Crock Pot Macaroni and Cheese
Serves: 6-8
  • 12 oz. elbow macaroni, uncooked
  • 2 Tbs. butter
  • 1 can (12 ounces) 2% evaporated milk
  • 1½ cups 2% milk
  • 8 oz. 2% Velveeta cheese, cubed
  • 2 cups cheddar cheese, shredded
  • ½ tsp. salt
  • ½ tsp. ground black pepper
  1. Lightly spray the insert to a large crock-pot with cooking spray. I used a 6 qt. crock-pot.
  2. Cook the noodles according to package directions and then drain.
  3. Add the noodles to the crock-pot and add the butter.
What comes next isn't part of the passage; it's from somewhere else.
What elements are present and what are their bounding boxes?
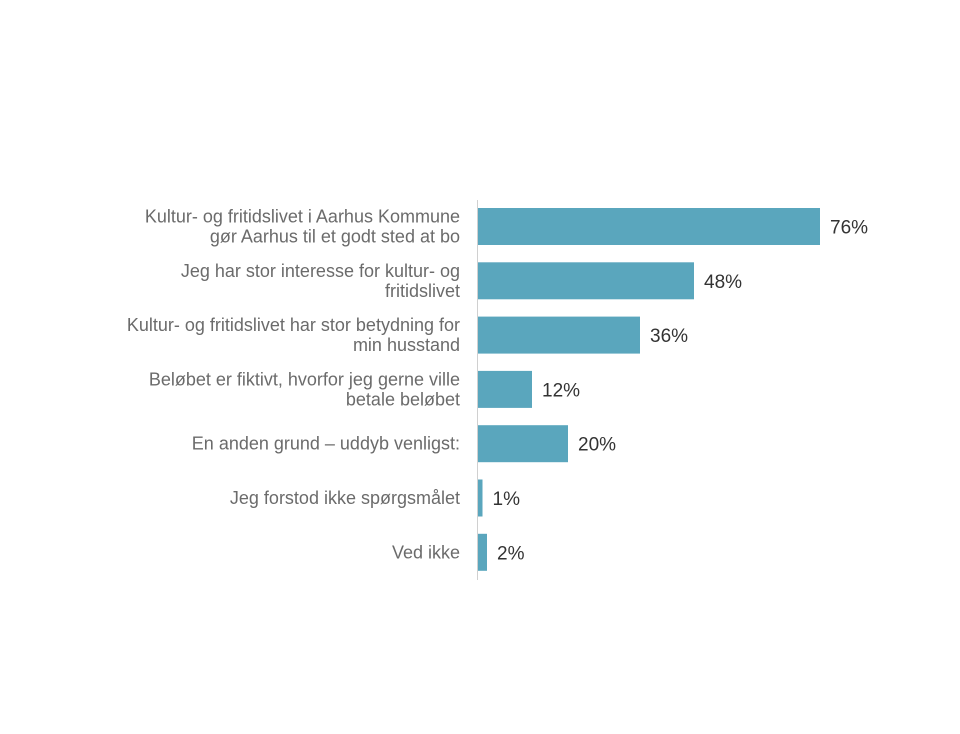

Stir together until all the butter is melted.
  4. Stir in the remaining ingredients: evaporated milk, whole milk, Velveeta cheese, cheddar cheese and salt/pepper.
  5. Set the crock-pot to low for 2 hours. Try to resist taking off the lid during this time, but if you absolutely need to, wait until at least the one hour mark, give it a quick stir and then put the lid back on for the final hour.
  6. After two hours, it's done! Set the temperature to warm if serving for a party or eat right away. Left overs might need a little splash of milk to "revive" it before reheating in the microwave.